A Political Genealogy of Joseph Conrad
Title | A Political Genealogy of Joseph Conrad PDF eBook |
Author | Richard Ruppel |
Publisher | Lexington Books |
Pages | 159 |
Release | 2014-12-11 |
Genre | Literary Criticism |
ISBN | 0739178253 |
Józef Teodor Konrad Korzeniowski, who gradually transformed himself into the English writer, Joseph Conrad, was a mercurial personality. He left Poland for the sea, though he had no experience with salt water. He left the Polish language for French, and then for English. He attempted suicide at the age of twenty. He invested in various schemes and lost his inheritance. He married an English typist nearly sixteen years younger than himself with whom he had nothing in common. He worked as a writer though he made no money through all the years of his most important work and though he experienced terrible psychological breakdowns after completing each novel.
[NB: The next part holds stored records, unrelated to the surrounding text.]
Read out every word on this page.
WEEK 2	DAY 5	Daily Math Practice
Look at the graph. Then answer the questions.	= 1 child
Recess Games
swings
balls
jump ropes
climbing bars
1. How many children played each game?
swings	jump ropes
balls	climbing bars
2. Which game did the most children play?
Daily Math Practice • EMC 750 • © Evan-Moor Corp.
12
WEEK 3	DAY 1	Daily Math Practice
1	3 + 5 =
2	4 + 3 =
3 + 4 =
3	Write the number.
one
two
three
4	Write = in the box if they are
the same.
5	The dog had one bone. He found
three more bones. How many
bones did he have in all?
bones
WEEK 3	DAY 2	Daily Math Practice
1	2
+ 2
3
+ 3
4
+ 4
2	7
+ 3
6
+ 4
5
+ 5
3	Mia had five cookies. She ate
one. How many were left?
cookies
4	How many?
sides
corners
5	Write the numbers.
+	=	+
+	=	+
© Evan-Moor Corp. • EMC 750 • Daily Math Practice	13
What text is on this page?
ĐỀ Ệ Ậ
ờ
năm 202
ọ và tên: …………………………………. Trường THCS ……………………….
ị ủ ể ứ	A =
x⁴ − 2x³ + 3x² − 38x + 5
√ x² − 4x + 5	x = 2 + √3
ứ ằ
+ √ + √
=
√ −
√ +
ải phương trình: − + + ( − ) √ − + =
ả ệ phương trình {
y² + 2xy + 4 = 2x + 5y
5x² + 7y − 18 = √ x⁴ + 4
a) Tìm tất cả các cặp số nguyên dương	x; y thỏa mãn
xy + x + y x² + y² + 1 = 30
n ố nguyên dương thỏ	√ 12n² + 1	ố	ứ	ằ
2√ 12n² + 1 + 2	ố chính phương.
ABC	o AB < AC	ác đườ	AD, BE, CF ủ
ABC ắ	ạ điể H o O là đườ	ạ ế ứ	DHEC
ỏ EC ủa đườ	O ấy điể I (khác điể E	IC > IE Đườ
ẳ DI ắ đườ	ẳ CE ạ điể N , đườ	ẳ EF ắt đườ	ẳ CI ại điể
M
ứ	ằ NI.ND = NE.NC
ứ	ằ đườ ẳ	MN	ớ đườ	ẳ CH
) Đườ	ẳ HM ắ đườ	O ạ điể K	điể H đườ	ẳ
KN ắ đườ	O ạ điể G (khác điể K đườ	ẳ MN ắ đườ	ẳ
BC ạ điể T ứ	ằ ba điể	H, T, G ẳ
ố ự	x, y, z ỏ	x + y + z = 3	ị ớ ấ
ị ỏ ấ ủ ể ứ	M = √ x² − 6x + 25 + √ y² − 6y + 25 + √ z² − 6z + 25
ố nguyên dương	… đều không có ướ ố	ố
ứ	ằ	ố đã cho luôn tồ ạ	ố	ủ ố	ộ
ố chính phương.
He was warm with his friends, ingratiating with influential strangers, but also intensely irritable and easily offended. His work is as varied and changeable as his personality, from his first two, emotionally intense Malay novels, to the stolid and confident Nigger of the “Narcissus” and “Typhoon”; from the coldly ironic “Outpost of Progress” to the nightmarishly subjective Heart of Darkness; from the leisurely, panoramic visions of Nostromo to the tautly nervous, claustrophobic ironies in The Secret Agent. Despite the extraordinary thematic and tonal range of his work, critics have imposed a stable political perspective on his fiction—most often an organic conservatism, influenced by his Polish background. This is understandable; until recently, a critic’s role has been to impose order on an artist’s creations. The approach in this book is different. Drawing on the work of Michel Foucault and Jean-Francois Lyotard, especially on the latter’s critique of what he called “the grand narrative,” A Political Genealogy of Joseph Conrad shows how Conrad’s politics were always radically contingent on audience, contemporary events, and, especially, genre. While the political perspective in each of his stories and novels may be more-or-less coherent and consistent, there is no consistency throughout his work. A Political Genealogy of Joseph Conrad is the first book devoted exclusively to Conrad’s politics since the 1960s.